The very suggestive section of "the English [124] in the West Indies," from which we have already given extracts, and which bears the title "Social Revolution," thus proceeds:—

"But it does not follow that what can be done eventually can be done immediately, and the gulf which divides the colours is no arbitrary prejudice, but has been opened by the centuries of training and discipline which have given us the start in the race" (p. 125 [Froude]).

The reference in the opening clause of the above citation, as to what is eventually possible not being immediately feasible, is to the elevation of Blacks to high official posts, such as those occupied by Judge Reeves in Barbados, and by Mr. F. Douglass in the United States. We have already disposed by anticipation of the above contention of Mr. Froude's, by showing that in only twenty-five years America has found hundreds of eminent Blacks to fill high posts under her government. Our author's futile mixture of Judge Reeves' exceptional case with that of Fred. Douglass, which he cunningly singles out from among so many in the United States, is nothing but a subterfuge, of the same queer and flimsy description with which the literature of the cause now championed [125] by his eloquence has made the world only too familiar. What can Mr. Froude conceive any sane man should see in common between the action of British and of American statesmanship in the matter now under discussion? If his utterance on this point is that of a British spokesman, let him abide by his own verdict against his own case, as embodied in the words, "the gulf which divides the two COLOURS is no arbitrary prejudice," which, coupled with his contention that the elevation of the Blacks is not immediately feasible, discloses the wideness of divergence between British and American political opinion on this identical subject.

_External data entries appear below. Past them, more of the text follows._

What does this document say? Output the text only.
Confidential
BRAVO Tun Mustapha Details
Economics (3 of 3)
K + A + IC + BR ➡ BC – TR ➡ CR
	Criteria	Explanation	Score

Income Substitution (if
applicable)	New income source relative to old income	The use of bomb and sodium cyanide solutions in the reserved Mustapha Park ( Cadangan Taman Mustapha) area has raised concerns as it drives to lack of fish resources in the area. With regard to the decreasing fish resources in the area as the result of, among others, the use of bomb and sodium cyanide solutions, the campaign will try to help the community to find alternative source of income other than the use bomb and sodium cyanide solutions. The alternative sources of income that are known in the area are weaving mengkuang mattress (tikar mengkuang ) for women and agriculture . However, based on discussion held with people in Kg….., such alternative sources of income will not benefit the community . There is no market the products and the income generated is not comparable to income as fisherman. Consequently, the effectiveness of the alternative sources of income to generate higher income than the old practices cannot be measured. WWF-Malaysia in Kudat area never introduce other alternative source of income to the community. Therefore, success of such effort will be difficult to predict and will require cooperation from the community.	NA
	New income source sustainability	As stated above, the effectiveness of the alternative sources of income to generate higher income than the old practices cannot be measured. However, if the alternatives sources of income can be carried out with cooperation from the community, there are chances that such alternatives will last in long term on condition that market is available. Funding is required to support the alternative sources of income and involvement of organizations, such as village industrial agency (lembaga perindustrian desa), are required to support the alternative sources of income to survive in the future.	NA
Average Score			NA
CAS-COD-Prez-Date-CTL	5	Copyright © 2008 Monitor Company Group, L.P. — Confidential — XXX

Mr. Froude is pathetically eloquent on the colour question. He tells of the wide gulf between the two colours—we suppose it is as wide as exists between his white horse and his black horse. Seriously, however, does not this kind of talk savour only too much of the slave-pen and the auction-block of the rice-swamp and the cotton-field; of the sugar-plantation and the driver's lash? In the United States alone, among all the slave-holding Powers, was the difference of race and colour invoked openly and boldly to justify all the enormities that [126] were the natural accompaniments of those "institutions" of the Past. But is Mr. Froude serious in invoking the ostracizing of innocent, loyal, and meritorious British subjects on account of their mere colour? Physical slavery—which was no crime per se, Mr. Froude tells us—had at least overwhelming brute power, and that silent, passive force which is even more potential as an auxiliary, viz., unenlightened public opinion, whose neutrality is too often a positive support to the empire of wrong.